Alexander legte sich auf den Boden und jammerte: »Meine Füße. Meine armen Füße.« Dann zog er seine Turnschuhe aus, legte sich lang hin und streckte seine Glieder weit von sich.
»Ich werde nun für Feuerholz sorgen und du wartest hier. Rühr dich nicht vom Fleck, hast du verstanden?«, sagte Lilu streng, drehte sich um und ging.

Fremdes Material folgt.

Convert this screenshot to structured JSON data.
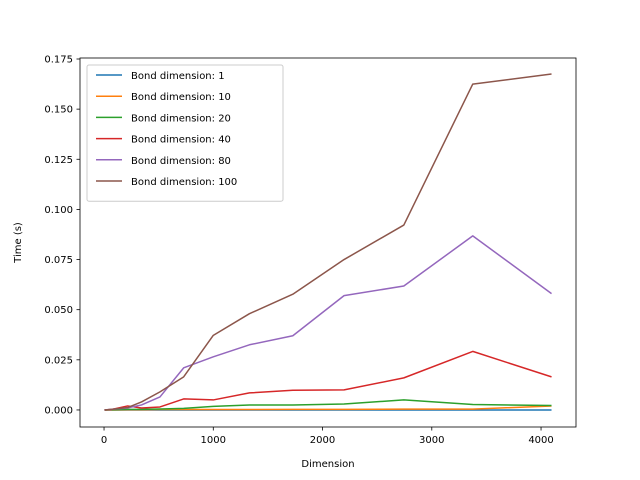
{
  "chart_data": {
    "type": "line",
    "title": "",
    "xlabel": "Dimension",
    "ylabel": "Time (s)",
    "xlim": [
      -220,
      4320
    ],
    "ylim": [
      -0.0085,
      0.1755
    ],
    "xticks": [
      0,
      1000,
      2000,
      3000,
      4000
    ],
    "yticks": [
      0.0,
      0.025,
      0.05,
      0.075,
      0.1,
      0.125,
      0.15,
      0.175
    ],
    "ytick_labels": [
      "0.000",
      "0.025",
      "0.050",
      "0.075",
      "0.100",
      "0.125",
      "0.150",
      "0.175"
    ],
    "grid": false,
    "legend_position": "upper-left",
    "x": [
      4,
      64,
      216,
      343,
      512,
      729,
      1000,
      1331,
      1728,
      2197,
      2744,
      3375,
      4096
    ],
    "series": [
      {
        "name": "Bond dimension: 1",
        "color": "#1f77b4",
        "values": [
          0.0,
          0.0,
          0.0,
          0.0,
          0.0,
          0.0,
          0.0,
          0.0,
          0.0,
          0.0,
          0.0,
          0.0,
          0.0
        ]
      },
      {
        "name": "Bond dimension: 10",
        "color": "#ff7f0e",
        "values": [
          0.0,
          0.0,
          0.0001,
          0.0001,
          0.0002,
          0.0002,
          0.0002,
          0.0002,
          0.0003,
          0.0003,
          0.0004,
          0.0004,
          0.002
        ]
      },
      {
        "name": "Bond dimension: 20",
        "color": "#2ca02c",
        "values": [
          0.0,
          0.0001,
          0.0003,
          0.0003,
          0.0005,
          0.0008,
          0.0018,
          0.0025,
          0.0025,
          0.003,
          0.005,
          0.0027,
          0.0022
        ]
      },
      {
        "name": "Bond dimension: 40",
        "color": "#d62728",
        "values": [
          0.0,
          0.0002,
          0.002,
          0.001,
          0.0015,
          0.0055,
          0.005,
          0.0085,
          0.0098,
          0.01,
          0.016,
          0.0292,
          0.0165
        ]
      },
      {
        "name": "Bond dimension: 80",
        "color": "#9467bd",
        "values": [
          0.0,
          0.0003,
          0.001,
          0.0025,
          0.0065,
          0.021,
          0.0265,
          0.0325,
          0.037,
          0.057,
          0.0618,
          0.0868,
          0.058
        ]
      },
      {
        "name": "Bond dimension: 100",
        "color": "#8c564b",
        "values": [
          0.0,
          0.0003,
          0.0012,
          0.004,
          0.009,
          0.0165,
          0.0372,
          0.048,
          0.0577,
          0.075,
          0.0922,
          0.1625,
          0.1675
        ]
      }
    ]
  }
}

»Genau das habe ich gerade gesagt: Ich gehe keinen Schritt mehr«, antwortete Alexander missmutig. »Und was ist mit Essen? Ich habe schon ein Loch im Bauch.«
Sie drehte sich noch einmal herum und antwortete: »Der Proviant ist leider verbraucht. Ich werde meine Augen offen halten. Vielleicht habe ich Glück und finde ein paar Pilze oder Beeren.« Dann verschwand sie in der Dämmerung und Alexander war allein. Sein Magen knurrte. Er setzte sich auf und lehnte sich an den großstämmigen Baum. Er wusste zwar nicht, was das für ein Baum war aber eine Weide war es sicher nicht. ›Hoffentlich bringt sie etwas zu essen mit. Jetzt würde ich sogar Pilze essen‹ dachte er, als er plötzlich er ein leises Rascheln hinter sich vernahm. Seine wunden Füße und sein Hunger hatten ihn die Geschichte mit dem Mirgos vorerst vergessen lassen, doch nun erinnerte er sich wieder lebhaft an diese zweifelhafte Begegnung. Vielleicht war es ihnen gefolgt.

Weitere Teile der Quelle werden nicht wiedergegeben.